According to Victor Matthews in Manners & Customs of the Bible, explains that Sheol is a land of the dead inhabited by both the good – as we see in the case of Jacob/Israel – and the evil – as we see here (p.70).

The greater rebellion

God then tells Moses to tell Eleazar (Aaron’s son) to collect the censers the Levite rebels had brought and to hammer them into plate coverings for the altar. They’ve been offered before God, making them holy, so this is a convenient (and non-sacrilegious) way of reusing the metal. Added bonus, they can serve as a warning that “no one who is not a priest, who is not of the descendants of Aaron, should draw near to burn incense before the Lord, lest he become as Korah and as his company” (v.40).

Perhaps unsurprisingly, the people aren’t particularly happy with the heavy-handed control tactics God seems fond of using and, the next day, the people are complaining again, this time that Moses and Aaron have “killed the people of the Lord” (v.41).

But God just doesn’t seem to get that people don’t respond well to “do as I say or I’ll kill you all” rule, so he comes down and tells Moses and Aaron to stand apart from the people so that they don’t get hit when he kills them all.

Moses tells Aaron to get his censer and carry it into the congregation, making atonement for them. Already, the people are dying of the plague, but it abates when Aaron comes with the censer. In the end, 14,700 people died, not counting the original 250 who were with Korah.

I’ll hazard to guess that this plague story was appended to the Korah rebellion because of the common feature of the censers.

Not a single ass was given

Earlier in the story, when the rebels were presenting their case, Moses turns to God and says:

Do not respect their offering. I have not taken one ass from them, and I have not harmed one of them. (v.15)

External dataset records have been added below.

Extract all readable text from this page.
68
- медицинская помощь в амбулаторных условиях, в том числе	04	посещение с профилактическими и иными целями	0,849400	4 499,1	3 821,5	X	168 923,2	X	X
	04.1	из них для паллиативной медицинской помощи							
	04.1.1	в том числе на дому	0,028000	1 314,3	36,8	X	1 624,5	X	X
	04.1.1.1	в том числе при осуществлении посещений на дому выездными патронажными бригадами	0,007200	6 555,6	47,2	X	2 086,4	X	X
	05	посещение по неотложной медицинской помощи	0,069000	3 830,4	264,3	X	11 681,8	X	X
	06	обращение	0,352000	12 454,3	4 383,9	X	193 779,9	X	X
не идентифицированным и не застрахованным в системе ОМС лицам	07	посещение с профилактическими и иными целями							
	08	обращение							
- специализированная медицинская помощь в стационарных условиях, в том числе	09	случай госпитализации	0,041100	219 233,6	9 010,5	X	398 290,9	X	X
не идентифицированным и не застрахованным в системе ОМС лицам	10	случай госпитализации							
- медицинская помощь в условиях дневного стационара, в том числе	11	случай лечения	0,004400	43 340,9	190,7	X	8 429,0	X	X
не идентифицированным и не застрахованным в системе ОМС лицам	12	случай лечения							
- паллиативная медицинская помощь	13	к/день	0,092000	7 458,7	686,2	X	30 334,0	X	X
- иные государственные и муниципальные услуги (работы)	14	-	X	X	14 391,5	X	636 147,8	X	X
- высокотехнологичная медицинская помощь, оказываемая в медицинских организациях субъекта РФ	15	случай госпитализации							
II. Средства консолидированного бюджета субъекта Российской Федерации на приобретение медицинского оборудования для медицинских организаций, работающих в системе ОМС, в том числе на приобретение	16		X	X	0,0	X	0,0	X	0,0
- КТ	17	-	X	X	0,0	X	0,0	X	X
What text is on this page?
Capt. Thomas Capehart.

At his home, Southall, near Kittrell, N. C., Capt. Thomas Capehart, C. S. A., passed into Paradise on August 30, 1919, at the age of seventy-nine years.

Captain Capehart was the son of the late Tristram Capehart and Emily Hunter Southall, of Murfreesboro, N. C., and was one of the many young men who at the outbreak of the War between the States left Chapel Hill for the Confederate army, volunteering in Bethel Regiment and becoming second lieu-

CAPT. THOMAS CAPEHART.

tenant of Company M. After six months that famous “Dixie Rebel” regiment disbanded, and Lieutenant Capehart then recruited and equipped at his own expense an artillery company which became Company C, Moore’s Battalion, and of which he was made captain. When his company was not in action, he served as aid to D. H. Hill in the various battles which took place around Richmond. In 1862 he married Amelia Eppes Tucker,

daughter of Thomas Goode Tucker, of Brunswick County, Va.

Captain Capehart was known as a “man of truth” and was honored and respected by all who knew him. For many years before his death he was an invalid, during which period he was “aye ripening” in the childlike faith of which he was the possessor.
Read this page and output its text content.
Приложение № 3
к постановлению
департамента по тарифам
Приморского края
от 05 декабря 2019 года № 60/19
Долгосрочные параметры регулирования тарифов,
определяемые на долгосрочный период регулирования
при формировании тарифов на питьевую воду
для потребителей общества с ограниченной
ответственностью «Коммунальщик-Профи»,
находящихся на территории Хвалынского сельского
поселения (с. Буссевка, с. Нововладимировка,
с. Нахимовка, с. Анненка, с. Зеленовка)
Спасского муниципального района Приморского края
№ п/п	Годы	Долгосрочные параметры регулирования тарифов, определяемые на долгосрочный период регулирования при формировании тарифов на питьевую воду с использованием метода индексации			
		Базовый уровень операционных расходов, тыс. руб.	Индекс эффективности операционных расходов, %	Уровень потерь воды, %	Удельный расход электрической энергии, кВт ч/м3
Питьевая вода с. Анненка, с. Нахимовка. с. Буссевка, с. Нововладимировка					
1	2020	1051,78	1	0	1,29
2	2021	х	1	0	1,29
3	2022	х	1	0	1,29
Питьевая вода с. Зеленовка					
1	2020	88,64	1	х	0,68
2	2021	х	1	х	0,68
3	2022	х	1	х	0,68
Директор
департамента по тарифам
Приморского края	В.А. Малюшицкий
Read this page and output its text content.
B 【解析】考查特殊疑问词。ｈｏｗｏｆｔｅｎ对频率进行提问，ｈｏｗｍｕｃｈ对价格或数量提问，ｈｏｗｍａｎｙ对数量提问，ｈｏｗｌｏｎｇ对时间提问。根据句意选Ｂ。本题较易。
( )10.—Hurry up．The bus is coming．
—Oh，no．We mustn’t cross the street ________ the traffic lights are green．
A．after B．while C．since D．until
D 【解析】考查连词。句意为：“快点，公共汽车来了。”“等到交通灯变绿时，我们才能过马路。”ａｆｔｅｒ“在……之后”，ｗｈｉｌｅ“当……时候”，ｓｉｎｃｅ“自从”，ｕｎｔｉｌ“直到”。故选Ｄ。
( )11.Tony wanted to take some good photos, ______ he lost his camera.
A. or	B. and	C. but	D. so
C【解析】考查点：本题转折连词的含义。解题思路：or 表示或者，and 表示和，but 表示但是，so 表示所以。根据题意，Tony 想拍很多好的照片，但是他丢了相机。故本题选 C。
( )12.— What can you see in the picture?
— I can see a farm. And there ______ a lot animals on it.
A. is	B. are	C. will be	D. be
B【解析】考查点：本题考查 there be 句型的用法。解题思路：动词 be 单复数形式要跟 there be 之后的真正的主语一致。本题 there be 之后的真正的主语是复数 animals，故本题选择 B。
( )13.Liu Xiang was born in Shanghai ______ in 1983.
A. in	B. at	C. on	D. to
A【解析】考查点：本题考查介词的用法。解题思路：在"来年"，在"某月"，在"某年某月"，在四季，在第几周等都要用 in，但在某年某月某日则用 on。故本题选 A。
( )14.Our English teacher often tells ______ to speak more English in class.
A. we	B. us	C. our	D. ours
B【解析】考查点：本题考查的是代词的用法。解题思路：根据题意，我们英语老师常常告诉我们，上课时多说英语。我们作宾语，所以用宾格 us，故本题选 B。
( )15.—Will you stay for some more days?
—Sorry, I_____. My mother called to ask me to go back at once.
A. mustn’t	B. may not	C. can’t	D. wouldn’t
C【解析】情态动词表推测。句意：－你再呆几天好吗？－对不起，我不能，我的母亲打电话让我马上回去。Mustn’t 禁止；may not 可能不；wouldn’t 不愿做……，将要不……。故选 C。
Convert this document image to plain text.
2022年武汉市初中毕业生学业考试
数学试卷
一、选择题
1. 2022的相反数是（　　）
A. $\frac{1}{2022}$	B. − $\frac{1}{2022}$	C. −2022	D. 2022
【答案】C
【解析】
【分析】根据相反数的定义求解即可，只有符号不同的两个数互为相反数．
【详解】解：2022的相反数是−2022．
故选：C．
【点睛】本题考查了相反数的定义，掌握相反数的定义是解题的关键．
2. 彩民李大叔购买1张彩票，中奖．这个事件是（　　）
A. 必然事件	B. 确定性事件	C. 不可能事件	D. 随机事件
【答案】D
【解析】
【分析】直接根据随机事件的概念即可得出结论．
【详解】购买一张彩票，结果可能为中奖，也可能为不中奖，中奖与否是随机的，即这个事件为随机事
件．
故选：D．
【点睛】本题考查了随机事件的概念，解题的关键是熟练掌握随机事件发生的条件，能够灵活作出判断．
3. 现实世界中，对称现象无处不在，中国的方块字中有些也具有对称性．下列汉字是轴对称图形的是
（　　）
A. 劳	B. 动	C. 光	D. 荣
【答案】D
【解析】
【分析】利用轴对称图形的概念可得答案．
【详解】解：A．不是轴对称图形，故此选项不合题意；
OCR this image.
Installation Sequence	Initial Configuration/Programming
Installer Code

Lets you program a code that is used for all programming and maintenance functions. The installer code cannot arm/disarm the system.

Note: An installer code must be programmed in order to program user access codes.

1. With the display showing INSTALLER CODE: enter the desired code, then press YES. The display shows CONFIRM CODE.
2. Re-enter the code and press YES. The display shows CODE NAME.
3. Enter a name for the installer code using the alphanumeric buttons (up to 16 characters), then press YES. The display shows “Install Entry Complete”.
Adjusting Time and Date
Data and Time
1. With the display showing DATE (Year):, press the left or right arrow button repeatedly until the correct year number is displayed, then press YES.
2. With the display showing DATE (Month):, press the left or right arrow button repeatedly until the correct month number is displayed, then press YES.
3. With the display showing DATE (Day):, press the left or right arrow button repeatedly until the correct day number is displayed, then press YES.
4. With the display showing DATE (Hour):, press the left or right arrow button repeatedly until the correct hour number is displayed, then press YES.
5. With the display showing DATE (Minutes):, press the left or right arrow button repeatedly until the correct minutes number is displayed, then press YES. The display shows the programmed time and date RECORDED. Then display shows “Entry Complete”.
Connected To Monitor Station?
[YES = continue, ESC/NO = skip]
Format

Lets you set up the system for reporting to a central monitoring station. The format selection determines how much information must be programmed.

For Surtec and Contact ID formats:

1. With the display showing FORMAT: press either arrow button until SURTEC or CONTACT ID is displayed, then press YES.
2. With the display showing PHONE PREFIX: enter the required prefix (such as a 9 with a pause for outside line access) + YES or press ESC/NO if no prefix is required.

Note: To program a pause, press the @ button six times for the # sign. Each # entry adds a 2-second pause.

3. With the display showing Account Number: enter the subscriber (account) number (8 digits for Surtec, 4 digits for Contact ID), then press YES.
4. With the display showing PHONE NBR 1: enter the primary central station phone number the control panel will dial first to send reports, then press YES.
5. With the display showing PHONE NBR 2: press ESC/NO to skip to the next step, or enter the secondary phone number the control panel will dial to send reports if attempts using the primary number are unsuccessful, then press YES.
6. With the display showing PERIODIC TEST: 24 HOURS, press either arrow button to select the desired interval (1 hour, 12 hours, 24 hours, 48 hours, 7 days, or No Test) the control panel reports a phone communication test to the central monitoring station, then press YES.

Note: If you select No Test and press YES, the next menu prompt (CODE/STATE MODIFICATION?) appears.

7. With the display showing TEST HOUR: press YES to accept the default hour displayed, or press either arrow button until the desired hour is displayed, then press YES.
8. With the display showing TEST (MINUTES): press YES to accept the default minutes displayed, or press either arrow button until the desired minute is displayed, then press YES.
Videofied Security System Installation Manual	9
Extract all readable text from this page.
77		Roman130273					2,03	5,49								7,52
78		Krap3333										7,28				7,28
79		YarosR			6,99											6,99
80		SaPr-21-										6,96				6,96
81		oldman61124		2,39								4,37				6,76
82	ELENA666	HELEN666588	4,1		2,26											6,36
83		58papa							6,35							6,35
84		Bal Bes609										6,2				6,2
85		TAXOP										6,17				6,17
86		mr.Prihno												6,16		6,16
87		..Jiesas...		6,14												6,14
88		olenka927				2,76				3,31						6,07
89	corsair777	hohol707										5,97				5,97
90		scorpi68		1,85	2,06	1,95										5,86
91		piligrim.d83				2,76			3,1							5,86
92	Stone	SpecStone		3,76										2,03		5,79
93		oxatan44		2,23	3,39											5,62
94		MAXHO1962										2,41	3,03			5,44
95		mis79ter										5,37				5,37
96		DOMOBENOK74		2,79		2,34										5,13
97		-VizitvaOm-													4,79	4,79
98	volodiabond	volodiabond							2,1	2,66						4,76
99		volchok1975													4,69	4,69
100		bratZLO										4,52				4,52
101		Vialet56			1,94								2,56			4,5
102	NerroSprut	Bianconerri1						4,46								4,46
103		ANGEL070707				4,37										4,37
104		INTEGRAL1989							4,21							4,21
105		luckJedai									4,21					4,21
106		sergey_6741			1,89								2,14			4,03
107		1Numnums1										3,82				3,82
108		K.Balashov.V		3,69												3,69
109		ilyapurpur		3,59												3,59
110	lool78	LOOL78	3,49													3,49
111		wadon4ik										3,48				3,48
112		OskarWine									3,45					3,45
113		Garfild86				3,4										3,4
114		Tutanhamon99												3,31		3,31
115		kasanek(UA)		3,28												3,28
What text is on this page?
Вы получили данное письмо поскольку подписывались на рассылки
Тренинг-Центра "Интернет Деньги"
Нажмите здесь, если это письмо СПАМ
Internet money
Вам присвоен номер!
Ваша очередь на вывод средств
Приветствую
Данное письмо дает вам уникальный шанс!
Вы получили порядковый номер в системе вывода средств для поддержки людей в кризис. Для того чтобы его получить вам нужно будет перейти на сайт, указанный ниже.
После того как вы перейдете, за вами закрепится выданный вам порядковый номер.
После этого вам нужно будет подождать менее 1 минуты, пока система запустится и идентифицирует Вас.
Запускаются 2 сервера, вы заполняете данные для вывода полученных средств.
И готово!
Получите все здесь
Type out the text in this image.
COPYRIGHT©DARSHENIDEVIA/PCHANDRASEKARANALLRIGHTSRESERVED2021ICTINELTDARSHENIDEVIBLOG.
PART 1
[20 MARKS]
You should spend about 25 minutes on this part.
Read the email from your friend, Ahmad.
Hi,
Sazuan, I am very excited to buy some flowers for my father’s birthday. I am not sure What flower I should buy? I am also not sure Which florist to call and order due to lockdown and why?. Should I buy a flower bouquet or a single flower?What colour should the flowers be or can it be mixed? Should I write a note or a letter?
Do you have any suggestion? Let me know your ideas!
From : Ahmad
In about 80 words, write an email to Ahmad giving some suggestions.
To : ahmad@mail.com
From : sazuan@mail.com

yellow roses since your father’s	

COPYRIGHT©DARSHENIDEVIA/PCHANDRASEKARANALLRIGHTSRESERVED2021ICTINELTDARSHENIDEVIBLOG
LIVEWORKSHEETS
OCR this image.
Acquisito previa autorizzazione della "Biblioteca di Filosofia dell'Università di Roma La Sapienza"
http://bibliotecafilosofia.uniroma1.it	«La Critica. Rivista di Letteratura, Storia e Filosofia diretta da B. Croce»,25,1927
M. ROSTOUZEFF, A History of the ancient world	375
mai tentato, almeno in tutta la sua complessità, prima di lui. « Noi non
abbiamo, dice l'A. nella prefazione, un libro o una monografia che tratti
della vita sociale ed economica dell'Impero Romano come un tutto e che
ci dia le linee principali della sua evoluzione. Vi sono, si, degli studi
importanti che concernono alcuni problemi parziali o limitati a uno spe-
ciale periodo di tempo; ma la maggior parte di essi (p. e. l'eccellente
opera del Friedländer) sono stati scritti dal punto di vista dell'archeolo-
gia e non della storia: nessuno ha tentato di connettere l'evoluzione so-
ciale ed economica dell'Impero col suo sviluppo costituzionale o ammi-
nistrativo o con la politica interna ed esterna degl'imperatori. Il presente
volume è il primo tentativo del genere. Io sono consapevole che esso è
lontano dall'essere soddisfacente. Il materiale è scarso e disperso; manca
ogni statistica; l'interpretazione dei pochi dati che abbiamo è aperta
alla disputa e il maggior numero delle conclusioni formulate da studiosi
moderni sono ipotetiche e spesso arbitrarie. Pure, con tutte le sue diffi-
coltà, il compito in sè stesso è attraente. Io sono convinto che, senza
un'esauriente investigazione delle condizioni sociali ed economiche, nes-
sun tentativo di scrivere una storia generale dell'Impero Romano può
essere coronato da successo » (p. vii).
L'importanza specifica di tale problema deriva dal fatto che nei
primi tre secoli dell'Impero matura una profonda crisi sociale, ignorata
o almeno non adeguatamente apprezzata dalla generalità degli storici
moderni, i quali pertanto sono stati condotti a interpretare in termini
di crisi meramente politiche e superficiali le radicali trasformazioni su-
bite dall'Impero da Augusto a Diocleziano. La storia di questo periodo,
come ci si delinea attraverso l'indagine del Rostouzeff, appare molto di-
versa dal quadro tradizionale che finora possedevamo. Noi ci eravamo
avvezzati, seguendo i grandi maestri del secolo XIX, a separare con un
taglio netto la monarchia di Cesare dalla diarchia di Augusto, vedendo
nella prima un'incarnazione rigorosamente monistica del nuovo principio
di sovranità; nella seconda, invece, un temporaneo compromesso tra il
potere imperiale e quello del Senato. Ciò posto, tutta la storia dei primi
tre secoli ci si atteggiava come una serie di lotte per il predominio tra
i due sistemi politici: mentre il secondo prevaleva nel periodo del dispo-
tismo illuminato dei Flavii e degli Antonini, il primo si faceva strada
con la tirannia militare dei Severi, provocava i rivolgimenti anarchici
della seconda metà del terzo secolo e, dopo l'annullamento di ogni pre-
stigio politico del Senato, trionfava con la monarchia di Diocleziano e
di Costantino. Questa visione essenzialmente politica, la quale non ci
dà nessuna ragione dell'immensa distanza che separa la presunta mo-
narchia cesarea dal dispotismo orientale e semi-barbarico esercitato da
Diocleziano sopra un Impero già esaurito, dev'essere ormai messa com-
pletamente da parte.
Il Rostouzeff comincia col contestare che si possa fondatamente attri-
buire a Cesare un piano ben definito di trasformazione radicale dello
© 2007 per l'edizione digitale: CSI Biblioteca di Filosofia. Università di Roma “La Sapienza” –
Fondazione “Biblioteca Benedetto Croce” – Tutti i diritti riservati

I would have assumed that the offering bit would have referred to the incense in the censers, except that it comes right after the part where Moses tells Dathan and Abiram to be there or be square and they refuse. It could, instead, be a jump back to Korah, in which case the brother of one of the competitors is telling the judge not to let the other guys win, which… yeah.

The ass bit probably refers to bribery. According to the information on Biblehub, it would be customary to present one’s leader with a horse to ride. Saying that he hasn’t taken an ass from them would be a way of saying “I haven’t taken so much as a penny in bribes.”

But why would he say that he hasn’t harmed them? Unless he’s trying to prove that he’s being fair and hand’s off-y, so the ball’s totally in God’s court to decide what to do with them?

I really don’t know, and there doesn’t seem to be much in the way of commentary on this bit. Any bright ideas?